What This Chapter Is About
Ezekiel 27 is a funeral dirge for Tyre cast as the sinking of a magnificent merchant ship. The chapter opens with God commanding Ezekiel to raise a lamentation over Tyre, then constructs an elaborate ship-allegory: Tyre is a vessel of perfect beauty, built from the finest materials of the known world. The middle section (vv. 12-25) is the most extensive trade catalogue in the Hebrew Bible, naming over twenty trading partners and dozens of commodities — metals, textiles, spices, livestock, slaves, and luxury goods. The final section (vv. 26-36) describes the ship's destruction by the east wind and the worldwide mourning that follows. The maritime nations weep, the merchants are appalled, and the great ship that was the pride of the seas sinks forever.

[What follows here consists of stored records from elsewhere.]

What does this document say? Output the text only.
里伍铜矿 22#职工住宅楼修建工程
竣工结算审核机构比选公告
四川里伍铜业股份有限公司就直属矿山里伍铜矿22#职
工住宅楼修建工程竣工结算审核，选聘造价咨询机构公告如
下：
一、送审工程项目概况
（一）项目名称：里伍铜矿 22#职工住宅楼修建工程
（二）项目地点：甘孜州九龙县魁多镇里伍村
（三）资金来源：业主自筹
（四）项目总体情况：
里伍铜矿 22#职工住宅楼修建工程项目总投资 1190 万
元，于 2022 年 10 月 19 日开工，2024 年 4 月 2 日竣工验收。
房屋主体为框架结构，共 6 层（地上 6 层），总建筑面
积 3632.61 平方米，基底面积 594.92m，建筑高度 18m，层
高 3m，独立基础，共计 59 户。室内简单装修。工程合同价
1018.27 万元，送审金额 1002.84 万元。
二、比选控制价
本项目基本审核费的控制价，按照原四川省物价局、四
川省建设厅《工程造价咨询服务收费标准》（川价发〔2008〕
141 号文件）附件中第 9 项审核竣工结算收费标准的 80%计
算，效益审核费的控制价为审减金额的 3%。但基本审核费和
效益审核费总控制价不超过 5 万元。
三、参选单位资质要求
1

What Makes This Chapter Remarkable
This chapter is an extraordinary achievement of prophetic poetry — a sustained metaphor in which an entire city-state becomes a single ship, and its economic collapse becomes a shipwreck. The trade catalogue in verses 12-25 is the most detailed economic document in the Hebrew Bible and a primary source for reconstructing ancient Near Eastern trade networks. Every commodity and every trading partner is historically attested. The chapter also anticipates the fall of Babylon in Revelation 18, which borrows extensively from Ezekiel 27's imagery of merchants weeping over a fallen commercial power. We preserved the poetic structure of the dirge sections while rendering the trade catalogue with the precision its economic vocabulary demands. The Hebrew contains numerous rare words for trade goods — some appearing only here in the entire Bible (hapax legomena) — and we documented each uncertain identification in translator notes.
Translation Friction
The trade catalogue contains some of the most difficult vocabulary in the Hebrew Bible. Several commodity terms are hapax legomena whose identification depends on cognate languages (Akkadian, Ugaritic, Arabic) and ancient trade records. The geographic identifications are sometimes uncertain — 'Tarshish' may be Tartessus in Spain, Tarsus in Cilicia, or a general term for distant western maritime destinations. The Hebrew phrase 'izzim (27:21) could mean 'goats' or a specific breed; we followed the standard identification. The word pannag (27:17) is one of the most debated terms in Ezekiel — possibly a place name, possibly a food product (millet, wax, or a type of confection). We rendered it as 'millet' with a note on the uncertainty. The shift from prose trade list back to poetic dirge in verse 26 required careful handling of register.
Connections
Revelation 18 draws extensively on this chapter for its depiction of Babylon's fall — the weeping merchants, the catalogue of luxury goods, the maritime mourning. Isaiah 23 contains an earlier oracle against Tyre. The ship metaphor connects to ancient Near Eastern maritime mythology and to Psalm 48:7 (ships of Tarshish broken by the east wind). The east wind (ruach qadim) that destroys the ship is the same wind that parts the Red Sea (Exodus 14:21) and withers Jonah's plant (Jonah 4:8) — a recurring biblical symbol of divine judgment from the desert.